Apr 14 22
In common with last year Easter’s weather in 2014 was super sunny, however, in 2013 it was freezing and perfect for Scottish winter climbing (although granted Easter was a little bit later this year). Either way, sunny weather means climbing of one sort or another…
We kicked off the long long weekend with a trip to our back-yard climbing area, Langdale. Although I’d visited East Raven Crag very recently it had been seven years since Laetitia’s last visit. What a wonderful place, clean rock, a sun-trap, and lovely climbing! (And as a bonus, no evil farmer this time to ruin the day.)
The venue for our second day working on our tans was at another sun-trap, Black Crag Wrynose. A beautiful location with perhaps some of Lakeland’s best rock. It’s a good job though that Black Crag is the amazing sun-trap that it is as there was a bitter easterly wind high up. However, with careful selection of routes to avoid the worst of the breeze we had a wonderful time sharing the crag with just a couple of other teams.

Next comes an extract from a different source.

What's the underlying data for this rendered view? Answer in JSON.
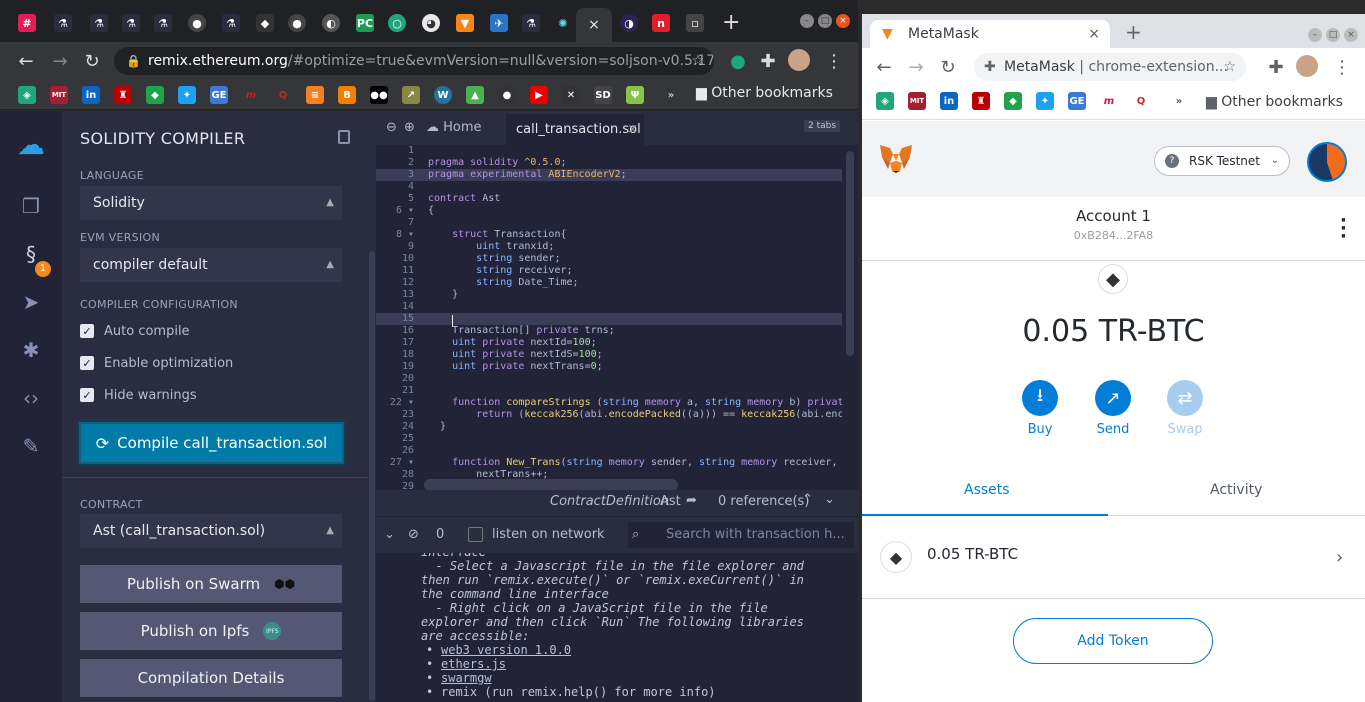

On Sunday my mother was visiting so it was a day off climbing. We spent the time relaxing in the sunshine tidying up the garden. But Monday we were back on the rock at one of the friendliest limestone sports climbing destinations we know, Robin Proctor’s Scar. It was the hottest (20°C) day of the Easter break and thanks to the direction that the crag faces it was almost completely out of the wind. Not bad for what can often be a very exposed location!
Why aren’t all weekends four days long?